В особенности сейчас, когда целый ряд недоношенных литературных поросенков издают такое хрюканье около женщины и так невыносимо запачкали ее образ, опоганили его, — можно сказать «произвели гнусное покушение на женщину», — теперь именно этим огромным движением можно было бы положить предел этой гадости. Памятник Тургеневу, всеобщее движение к постановке его, знаменовало бы возвращение к тургеневским идеалам и заветам. «Однолюбие» великого писателя, эта редкая и исключительная черта, — сыграла великую, в сущности, историческую роль. Ведь эта черта н содержит в себе «рыцарское поклонение женщине»; точнее — этот удивительный и редкий феномен единственной любви за всю жизнь, любви естественно беспредельной, он и лег биологическим основанием в картину средневекового поклонения женщине. Феномен этот совершенно противоположен той рассеянности чувства, с пропорциональным измельчанием его, последний предел которого есть проституция или Анатолий Каменский. Последний, как и Арцыбашев, рисует не силу любви, а бессилие любви; бессилие к любви самого человека; поношенность, потрепанность его; изнеможенное старчество под молодыми чертами нафабренных господ. Пора этой невыносимой гадости противопоставить идеал великого сосредоточения любви, великих сил к любви. Ведь, конечно, представитель любви, представитель великого любящего сердца — есть Лаврецкий и Лиза Калитина, а не лошадь на пружинах, подобная детским конькам, названная «Саниным». Это — машинка, сочиненная нездоровым субъектом. Но лица Тургенева, как и сам он, в великом факте своей единственной за всю жизнь любви, — воспитаны были среди полей старой и строгой помещичьей деревни. Вспомним строгий, до суровости, характер его матери, и что такими же «однолюбами», как ее сын Иван, вышли и другие его братья. Это — Терек, пробивающийся через гранитные скалы, а не грязная лужа условий, где «чего душа хочет, то и получается». Но, конечно, в основе это факт благородной великой личности.

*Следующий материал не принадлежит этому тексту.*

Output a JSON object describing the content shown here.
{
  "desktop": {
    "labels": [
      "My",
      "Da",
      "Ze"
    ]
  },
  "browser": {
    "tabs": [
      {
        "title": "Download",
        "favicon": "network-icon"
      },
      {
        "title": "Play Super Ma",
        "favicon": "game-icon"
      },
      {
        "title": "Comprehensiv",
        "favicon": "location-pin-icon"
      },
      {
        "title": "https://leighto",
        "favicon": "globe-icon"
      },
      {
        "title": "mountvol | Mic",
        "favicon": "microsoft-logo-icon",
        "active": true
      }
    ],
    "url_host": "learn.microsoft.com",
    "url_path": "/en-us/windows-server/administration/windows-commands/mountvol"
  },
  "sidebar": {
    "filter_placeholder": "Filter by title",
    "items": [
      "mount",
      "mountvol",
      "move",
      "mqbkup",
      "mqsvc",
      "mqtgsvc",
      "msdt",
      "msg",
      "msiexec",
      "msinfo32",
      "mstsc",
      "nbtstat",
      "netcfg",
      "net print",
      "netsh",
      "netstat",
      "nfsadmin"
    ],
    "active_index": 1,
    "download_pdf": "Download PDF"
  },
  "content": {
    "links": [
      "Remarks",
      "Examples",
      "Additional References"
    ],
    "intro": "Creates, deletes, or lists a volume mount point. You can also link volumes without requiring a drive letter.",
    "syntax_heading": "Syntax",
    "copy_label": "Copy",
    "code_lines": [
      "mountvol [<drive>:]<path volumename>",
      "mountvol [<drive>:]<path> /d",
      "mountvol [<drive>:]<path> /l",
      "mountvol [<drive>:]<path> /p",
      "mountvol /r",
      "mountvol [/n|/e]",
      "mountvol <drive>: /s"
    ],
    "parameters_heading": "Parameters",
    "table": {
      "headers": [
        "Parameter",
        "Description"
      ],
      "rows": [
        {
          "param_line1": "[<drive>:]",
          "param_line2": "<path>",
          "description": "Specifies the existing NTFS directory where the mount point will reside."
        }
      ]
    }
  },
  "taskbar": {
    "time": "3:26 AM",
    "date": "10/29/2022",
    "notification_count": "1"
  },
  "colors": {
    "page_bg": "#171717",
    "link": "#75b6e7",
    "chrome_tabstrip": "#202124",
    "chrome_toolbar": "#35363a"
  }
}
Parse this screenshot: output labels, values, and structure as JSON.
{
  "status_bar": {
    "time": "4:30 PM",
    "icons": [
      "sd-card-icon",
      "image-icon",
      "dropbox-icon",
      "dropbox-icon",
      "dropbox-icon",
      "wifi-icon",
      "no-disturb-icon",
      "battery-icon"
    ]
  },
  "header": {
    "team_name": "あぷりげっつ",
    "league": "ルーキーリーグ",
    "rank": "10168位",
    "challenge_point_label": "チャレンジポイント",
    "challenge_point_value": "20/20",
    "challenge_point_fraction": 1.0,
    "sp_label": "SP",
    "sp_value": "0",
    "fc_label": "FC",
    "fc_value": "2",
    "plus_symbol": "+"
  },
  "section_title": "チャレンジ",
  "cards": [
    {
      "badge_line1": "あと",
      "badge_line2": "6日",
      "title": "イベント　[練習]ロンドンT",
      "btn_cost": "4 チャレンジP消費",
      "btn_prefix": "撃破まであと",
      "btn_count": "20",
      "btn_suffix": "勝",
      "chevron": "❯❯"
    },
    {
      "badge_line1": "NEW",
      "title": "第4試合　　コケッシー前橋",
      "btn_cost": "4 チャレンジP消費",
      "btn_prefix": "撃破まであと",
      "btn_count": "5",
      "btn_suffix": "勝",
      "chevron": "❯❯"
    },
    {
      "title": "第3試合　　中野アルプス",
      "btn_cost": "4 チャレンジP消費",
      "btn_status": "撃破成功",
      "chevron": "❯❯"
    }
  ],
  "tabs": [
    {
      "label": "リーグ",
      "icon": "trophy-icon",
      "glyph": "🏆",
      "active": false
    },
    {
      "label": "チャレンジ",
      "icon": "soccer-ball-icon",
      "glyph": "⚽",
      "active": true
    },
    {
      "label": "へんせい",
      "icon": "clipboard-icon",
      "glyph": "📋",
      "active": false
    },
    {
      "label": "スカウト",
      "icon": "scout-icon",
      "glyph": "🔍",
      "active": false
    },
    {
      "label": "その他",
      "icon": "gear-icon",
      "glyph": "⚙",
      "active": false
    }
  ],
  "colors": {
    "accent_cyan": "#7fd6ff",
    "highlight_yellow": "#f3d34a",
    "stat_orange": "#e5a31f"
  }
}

Личный факт, личная особенность помогла творчеству в Тургеневе. Чего не испытал — не передашь. Он лично поклонился одной женщине и, судя по письмам к избраннице его сердца, это поклонение исполнено было таких трогательных черт, каким мы не поверили бы в романе даже рыцарских времен. Когда в первый раз поставили на сцену его пьесу, то, пишет он, «когда взвился занавес — я произнес ваше имя. Его я произношу во все важные, колеблющиеся минуты моей жизни». Как это нежно, деликатно, глубокомысленно; хочется сказать — как это небесно. Сам Тургенев не был по-видимому заласкан избранницею, — как и рыцари часто обманывались в своих «дамах», и вообще тут больше воображения, чем действительности. Но нет великого без терновых капель крови, — по крайней мере нет священного. Удивительную любовь Тургенева мы именно можем назвать священною и по присутствию этих капель. Оговоримся, однако же, что сама способность испытать такое чувство, как и факт испытания, есть великое счастье, сообщающее необыкновенный трепет и нежность сердцу до глубокого поседения. И даже при кровавых каплях это есть все же неизмеримое счастье сравнительно с холодным салом, которое поедают иные в условиях, где «все доступно».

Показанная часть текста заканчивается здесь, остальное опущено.